How can I extract data from multiple sheets if the table position is different sometimes, but I know that the column I need will contain a specific texts at the top and at the bottom, so I want to get the rows between them plus the data in next 3 columns.

Hi @aalnabelsi and welcome to the forum.

For best results, please post an example of both your input data, and what you expect your output to look like. Your description is a bit vague. Also, if you have an example workflow showing what you’ve already tried, you could upload that as well.

This topic may be useful for you:

Thanks @ScottF for your reply.

I will try to make it clear now with excel samples I uploaded in Excel (inputs/output). I have over 200 files and some files have multiple sheet from where I need to extract the data.

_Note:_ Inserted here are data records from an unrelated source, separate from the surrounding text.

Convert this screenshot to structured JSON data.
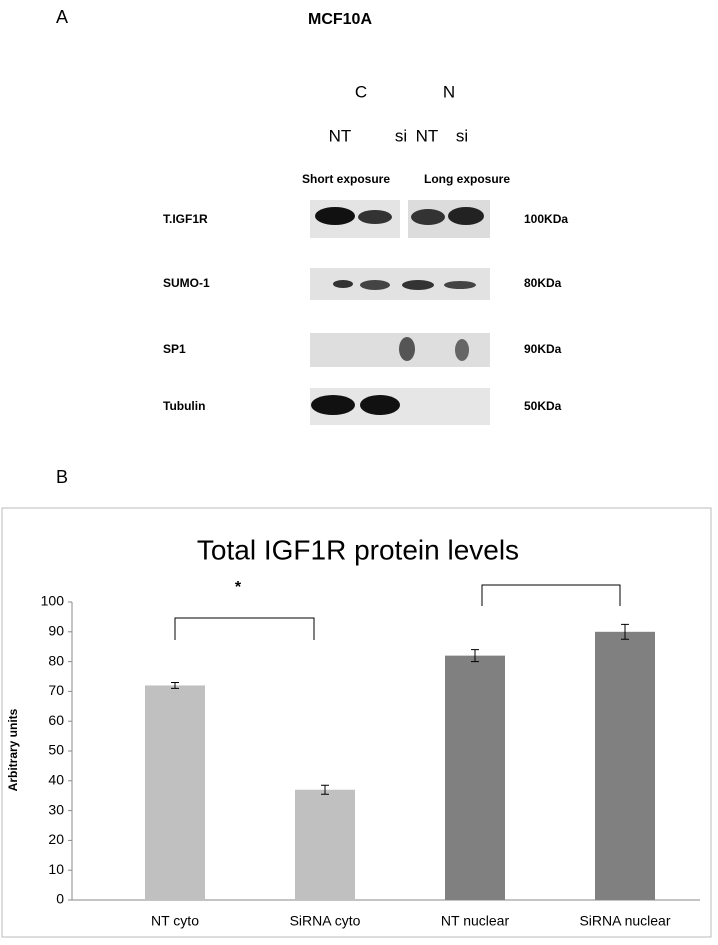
{
  "panel_labels": [
    "A",
    "B"
  ],
  "blot": {
    "title": "MCF10A",
    "groups": [
      "C",
      "N"
    ],
    "lanes": [
      "NT",
      "si",
      "NT",
      "si"
    ],
    "exposures": [
      "Short exposure",
      "Long exposure"
    ],
    "rows": [
      {
        "label": "T.IGF1R",
        "size": "100KDa"
      },
      {
        "label": "SUMO-1",
        "size": "80KDa"
      },
      {
        "label": "SP1",
        "size": "90KDa"
      },
      {
        "label": "Tubulin",
        "size": "50KDa"
      }
    ]
  },
  "chart_data": {
    "type": "bar",
    "title": "Total IGF1R protein levels",
    "y_label": "Arbitrary units",
    "categories": [
      "NT cyto",
      "SiRNA cyto",
      "NT nuclear",
      "SiRNA nuclear"
    ],
    "values": [
      72,
      37,
      82,
      90
    ],
    "errors": [
      1,
      1.5,
      2,
      2.5
    ],
    "colors": [
      "#c0c0c0",
      "#c0c0c0",
      "#808080",
      "#808080"
    ],
    "ylim": [
      0,
      100
    ],
    "yticks": [
      0,
      10,
      20,
      30,
      40,
      50,
      60,
      70,
      80,
      90,
      100
    ],
    "annotations": [
      "*"
    ]
  }
}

There is no standard format for those tables I am trying to consolidate . The only thing it might help is to identify some fixed titles (text) to use them as a reference to extract the data I need

Input
150. Bulk AAAAAA -DXXM050.xlsx (51.4 KB)

In file DXXM050 I added some comments explaining what I need to get the result and the same will be implemented on the other files

159. Bulk AAAAAA -DXXM030.xlsx (51.7 KB)

Output
Result.xlsx (22.2 KB)

I used the module below to get the data between the rows I need, but I still have add manually the column number where my reference is exist, but I want to automate the full process, so KNIME can find the tables I need to extract the data. Plus I need to know how to duplicate one cell in a new column.

image

Sorry for the complexity and if I am still not clear, but I can provide more details if required, and if there is no solution let me know please.

Thank you

Based on a quick scan of your problem, it seems quite complex - mostly because you can never be certain of the format of the incoming table. I realize that’s not your fault, but if possible I would encourage who ever is providing you the data to standardize their formatting.

If that can’t be done, you are likely going to need to do a bit of scripting using something like the OpenPxyl package in Python to search for and identify rows and columns of interest. @mlauber71 has several sample workflows dealing with that package on the KNIME Community Hub that may be of use to you. (Maybe you are already doing this data search in the Java Snippet above, but since you only provided a screenshot, I’m not sure.)

Sorry that I can’t provide more useful feedback for you.

@aalnabelsi I think you could do this with KNIME nodes by identifying the ‘blocks’ in the Excel Sheet and then applying the rules you described. The secret is in marking the start and possible end of the table/bock and then filling the empty lines with the missing values node as described here:

Please also note the linked threads there.

The sheets themselves might be identified by reading the sheets and selecting the ones that have the name part you described.

Since these seem to be common questions I think about writing a blog about them.

1 Like

Thanks @ScottF. I am working to create a new template with standard format to simplify the process. For now I am trying to find a way to consolidate the old files (over 200 files)

Thanks @willy_oracle for your help.

The start point will be finding the block contains “AA CONTRACT NO.” Java Snippet node I shared can find the first and last blocks but I still have to specify the column. I want it find the blocks without specifying the column. I will look at the details you shared and see if I can find a solution.

Here is what I included in Java Snippet

if (c_B.equals(“AA CONTRACT NO.”)) {
out_start = ROWINDEX;
} else {
out_start = null;
}

if (c_B.equals(“TOTAL AA UNIT COST”)) {
out_end = ROWINDEX;
} else {
out_end = null;
}

1 Like

This topic was automatically closed 90 days after the last reply. New replies are no longer allowed.